Es imperioso delinear un sistema de gestión educacional, que este exento de costos impositivos y que busque reducir la carga económica de las familias. El otorgamiento de becas por mejores rendimientos escolares, debe ser el norte, pero también debe premiar a las familias de escasos recursos y que viven en zonas extremas. Dar oportunidades a los jóvenes, sin distinción de género y estrato social debe ser el norte de la sociedad.

En cuanto a la gratuidad “per se” no me parece y no concuerdo en lo absoluto. Veamos lo que paso en Chile hasta 1973, solo un escaso porcentaje de la población escolar se beneficio de una educación gratuita y ello por su excelencia académica. Lo concreto es que la sociedad en su conjunto financio la educación universitaria de un porcentaje muy menor de la población y que lejos de quedarse en Chile, emigraron a países desarrollados. ¿Quién se beneficio con ello? ¿Por qué debo con mis impuestos financiar la educación y formación de un medico-cirujano (por dar un ejemplo), que a futuro lucrara con su profesión? ¿Es licito y ético que el profesional beneficiado con la educación gratuita, lucre con la misma sociedad que lo financio?

Pese a que a muchos no les guste la denominación de producto, el lograr una acreditación profesional sea cual sea es en definitiva un producto intangible. Un producto que es valorado o no valorado, debido al esfuerzo desplegado, a la dedicación en internalizar conocimientos, buenas prácticas, en adquirir herramientas de peso en el ejercicio profesional. Y lo vemos y lo apreciamos en universidades de prestigio a nivel nacional e internacional, cuando son contratados por empresas que valoran a ese profesional, por su formación, sus principios, su actitud positiva frente al trabajo, que asume cada desafío como algo propio y lo supera. Y en el otro lado de la moneda vemos a “cesantes ilustrados” que poseen un titulo pero de un centro que no es valorado por el mercado. Disminuidos interiormente buscan afanosamente insertarse en el mercado, con escasos resultados. El mercado es implacable y busca a candidatos probados en su formación.

Surge entonces la pregunta. ¿Por qué se engaña a estos jóvenes a estudiar una carrera subvalorada o despreciada por el mercado? ¿Por qué se obliga a sus familias a endeudarse en una carrera que en la mayoría de los casos carece de sustento?

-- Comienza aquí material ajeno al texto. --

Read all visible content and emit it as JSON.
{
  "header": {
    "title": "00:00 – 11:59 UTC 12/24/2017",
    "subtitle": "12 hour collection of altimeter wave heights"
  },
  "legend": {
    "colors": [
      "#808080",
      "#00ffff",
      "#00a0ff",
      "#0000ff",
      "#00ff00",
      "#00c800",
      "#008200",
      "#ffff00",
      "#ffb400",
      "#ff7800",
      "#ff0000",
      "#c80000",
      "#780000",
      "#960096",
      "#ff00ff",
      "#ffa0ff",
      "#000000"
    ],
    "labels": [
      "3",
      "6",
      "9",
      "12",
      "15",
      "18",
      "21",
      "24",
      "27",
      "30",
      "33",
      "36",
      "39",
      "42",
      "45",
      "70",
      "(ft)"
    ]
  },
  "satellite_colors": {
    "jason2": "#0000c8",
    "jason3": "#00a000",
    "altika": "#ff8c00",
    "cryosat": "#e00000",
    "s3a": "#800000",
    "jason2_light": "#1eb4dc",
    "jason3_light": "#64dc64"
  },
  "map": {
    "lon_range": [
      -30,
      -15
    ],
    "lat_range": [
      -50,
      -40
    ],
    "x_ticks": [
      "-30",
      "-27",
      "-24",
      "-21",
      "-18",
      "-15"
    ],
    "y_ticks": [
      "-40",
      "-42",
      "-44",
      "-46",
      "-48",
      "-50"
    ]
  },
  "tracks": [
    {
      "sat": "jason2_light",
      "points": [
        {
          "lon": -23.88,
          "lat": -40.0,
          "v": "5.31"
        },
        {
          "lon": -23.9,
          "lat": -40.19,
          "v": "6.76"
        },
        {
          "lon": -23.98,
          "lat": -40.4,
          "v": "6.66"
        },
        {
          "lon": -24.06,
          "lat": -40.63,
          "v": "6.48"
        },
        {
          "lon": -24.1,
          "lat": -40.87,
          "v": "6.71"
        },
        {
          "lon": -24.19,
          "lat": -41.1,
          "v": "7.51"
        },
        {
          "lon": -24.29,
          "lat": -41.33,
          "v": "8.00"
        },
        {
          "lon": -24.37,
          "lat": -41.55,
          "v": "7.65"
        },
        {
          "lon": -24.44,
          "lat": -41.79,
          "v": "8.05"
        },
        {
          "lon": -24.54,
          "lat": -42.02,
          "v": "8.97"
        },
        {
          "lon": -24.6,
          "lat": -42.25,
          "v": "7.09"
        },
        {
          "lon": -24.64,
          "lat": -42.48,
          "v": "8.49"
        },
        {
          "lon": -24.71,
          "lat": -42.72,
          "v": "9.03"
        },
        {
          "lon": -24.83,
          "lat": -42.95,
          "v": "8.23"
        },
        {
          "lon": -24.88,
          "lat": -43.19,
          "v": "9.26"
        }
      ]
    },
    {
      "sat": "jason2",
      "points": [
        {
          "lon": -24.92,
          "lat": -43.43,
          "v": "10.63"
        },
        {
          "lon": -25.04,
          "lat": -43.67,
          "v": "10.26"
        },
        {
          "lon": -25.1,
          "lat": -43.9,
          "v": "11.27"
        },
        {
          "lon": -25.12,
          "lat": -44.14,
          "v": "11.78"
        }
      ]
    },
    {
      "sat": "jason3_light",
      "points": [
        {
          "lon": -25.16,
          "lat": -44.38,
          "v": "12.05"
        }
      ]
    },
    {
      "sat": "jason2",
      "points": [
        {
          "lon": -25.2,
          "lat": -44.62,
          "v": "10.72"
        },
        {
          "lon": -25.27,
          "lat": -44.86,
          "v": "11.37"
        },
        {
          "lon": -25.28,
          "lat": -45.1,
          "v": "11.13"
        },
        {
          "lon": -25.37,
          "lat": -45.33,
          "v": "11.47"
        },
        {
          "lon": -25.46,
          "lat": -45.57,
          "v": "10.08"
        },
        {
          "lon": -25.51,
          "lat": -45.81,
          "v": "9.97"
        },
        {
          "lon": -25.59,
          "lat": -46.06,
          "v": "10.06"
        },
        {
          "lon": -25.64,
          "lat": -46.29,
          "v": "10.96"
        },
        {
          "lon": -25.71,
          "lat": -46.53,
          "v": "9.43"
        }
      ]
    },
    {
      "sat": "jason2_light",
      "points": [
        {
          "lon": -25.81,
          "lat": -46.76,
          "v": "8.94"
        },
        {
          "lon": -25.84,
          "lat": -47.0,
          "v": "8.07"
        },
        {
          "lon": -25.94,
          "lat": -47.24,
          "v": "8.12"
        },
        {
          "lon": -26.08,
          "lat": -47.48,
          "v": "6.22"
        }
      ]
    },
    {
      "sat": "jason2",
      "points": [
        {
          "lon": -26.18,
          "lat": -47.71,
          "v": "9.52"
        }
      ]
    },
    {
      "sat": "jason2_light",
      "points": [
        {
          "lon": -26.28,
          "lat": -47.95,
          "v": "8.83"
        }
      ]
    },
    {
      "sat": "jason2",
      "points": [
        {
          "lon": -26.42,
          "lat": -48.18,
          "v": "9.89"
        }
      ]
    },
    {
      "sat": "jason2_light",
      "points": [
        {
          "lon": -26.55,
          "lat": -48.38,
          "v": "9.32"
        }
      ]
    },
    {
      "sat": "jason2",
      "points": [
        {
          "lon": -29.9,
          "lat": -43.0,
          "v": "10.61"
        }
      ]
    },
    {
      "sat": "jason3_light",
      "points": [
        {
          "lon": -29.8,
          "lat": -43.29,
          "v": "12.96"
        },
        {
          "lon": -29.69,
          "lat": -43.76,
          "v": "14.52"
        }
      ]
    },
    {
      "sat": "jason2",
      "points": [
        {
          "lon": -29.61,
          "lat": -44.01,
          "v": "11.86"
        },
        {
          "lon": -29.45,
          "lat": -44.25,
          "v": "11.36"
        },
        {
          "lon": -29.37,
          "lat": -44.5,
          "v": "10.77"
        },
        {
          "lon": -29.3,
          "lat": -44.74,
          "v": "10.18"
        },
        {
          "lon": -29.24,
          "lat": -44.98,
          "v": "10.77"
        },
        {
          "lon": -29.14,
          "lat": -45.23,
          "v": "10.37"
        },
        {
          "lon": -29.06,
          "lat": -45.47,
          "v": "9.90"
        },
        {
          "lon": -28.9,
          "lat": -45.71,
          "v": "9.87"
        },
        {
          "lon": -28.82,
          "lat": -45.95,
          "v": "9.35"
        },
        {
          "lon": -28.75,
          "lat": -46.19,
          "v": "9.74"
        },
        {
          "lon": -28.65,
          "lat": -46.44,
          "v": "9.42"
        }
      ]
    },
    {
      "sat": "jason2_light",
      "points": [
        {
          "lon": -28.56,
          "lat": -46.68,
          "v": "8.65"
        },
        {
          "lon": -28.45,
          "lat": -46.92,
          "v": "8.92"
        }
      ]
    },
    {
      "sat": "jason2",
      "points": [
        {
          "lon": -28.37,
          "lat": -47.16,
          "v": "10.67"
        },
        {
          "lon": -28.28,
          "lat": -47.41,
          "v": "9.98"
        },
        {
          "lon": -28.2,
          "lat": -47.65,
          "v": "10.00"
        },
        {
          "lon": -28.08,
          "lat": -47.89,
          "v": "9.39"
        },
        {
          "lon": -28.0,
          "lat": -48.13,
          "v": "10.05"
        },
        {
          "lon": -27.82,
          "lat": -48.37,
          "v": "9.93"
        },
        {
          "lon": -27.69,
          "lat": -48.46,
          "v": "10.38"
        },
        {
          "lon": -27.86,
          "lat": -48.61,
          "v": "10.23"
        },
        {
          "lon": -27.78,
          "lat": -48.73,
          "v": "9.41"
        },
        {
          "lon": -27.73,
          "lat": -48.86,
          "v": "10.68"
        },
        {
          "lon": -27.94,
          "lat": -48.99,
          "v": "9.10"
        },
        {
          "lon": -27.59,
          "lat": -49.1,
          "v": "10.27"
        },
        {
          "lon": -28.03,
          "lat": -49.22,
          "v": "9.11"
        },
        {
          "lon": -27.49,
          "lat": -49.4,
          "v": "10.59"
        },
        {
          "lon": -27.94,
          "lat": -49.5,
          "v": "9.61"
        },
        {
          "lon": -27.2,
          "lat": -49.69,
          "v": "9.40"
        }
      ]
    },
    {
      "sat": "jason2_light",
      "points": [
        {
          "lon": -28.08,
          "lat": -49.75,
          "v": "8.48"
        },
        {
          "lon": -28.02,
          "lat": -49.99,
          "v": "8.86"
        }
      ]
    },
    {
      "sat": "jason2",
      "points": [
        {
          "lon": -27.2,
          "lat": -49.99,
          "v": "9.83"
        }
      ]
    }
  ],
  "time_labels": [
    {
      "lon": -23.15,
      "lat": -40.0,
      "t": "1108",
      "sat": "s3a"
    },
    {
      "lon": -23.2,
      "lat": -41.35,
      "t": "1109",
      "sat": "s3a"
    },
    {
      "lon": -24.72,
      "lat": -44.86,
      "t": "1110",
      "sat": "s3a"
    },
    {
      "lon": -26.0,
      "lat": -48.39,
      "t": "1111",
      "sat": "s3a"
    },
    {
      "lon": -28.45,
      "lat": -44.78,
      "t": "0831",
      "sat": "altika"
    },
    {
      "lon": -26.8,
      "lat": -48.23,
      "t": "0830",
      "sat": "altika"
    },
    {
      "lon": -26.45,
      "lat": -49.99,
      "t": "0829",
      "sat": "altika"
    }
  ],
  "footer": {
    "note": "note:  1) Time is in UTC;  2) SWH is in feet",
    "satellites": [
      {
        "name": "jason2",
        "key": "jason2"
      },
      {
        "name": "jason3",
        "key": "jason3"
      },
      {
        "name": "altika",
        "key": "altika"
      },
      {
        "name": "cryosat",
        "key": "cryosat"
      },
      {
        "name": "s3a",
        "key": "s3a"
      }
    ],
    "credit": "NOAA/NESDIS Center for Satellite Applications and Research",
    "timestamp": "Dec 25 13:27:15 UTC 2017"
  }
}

Y porque se quiere imponer a Moya, léase el contribuyente medio de la sociedad chilena, a pagar más impuestos por  un paradigma que intuimos errado y que lejos de mejorar en el futuro la calidad de la educación chilena, nos terminara por deteriorar más aun.

Copiemos e internalicemos el actual escenario de la educación gratuita argentina y uruguaya, donde progresivamente ha ido bajando la calidad de la educación en estos países. ¿Y sabe usted por qué? Porque no existe educación gratuita, al final todo se paga, se pagara en el futuro con menores ingresos por una formación  precaria. La realidad es brutal, en ambos países la calidad ha disminuido ostensiblemente y pese a la gratuidad las familias buscan opciones pagadas, pero que ofrecen títulos acreditados y con consistencia.

Las cifras son horrorosas, pero financiar una educación “gratuita” y de  una supuesta calidad, es fruto de mentes afiebradas y que creen ciegamente que los productos que exporta Chile se mantendrán en el tiempo o bien aumentaran. Lo claro es que progresivamente la clase política que apoya este paradigma, aumentara los gastos y con una irresponsabilidad tremenda para las futuras generaciones. Veamos el ejemplo español, que hizo quebrar al sistema y que redundara en generaciones perdidas de profesionales que al no tener futuro laboral, emigran a otros países como Chile.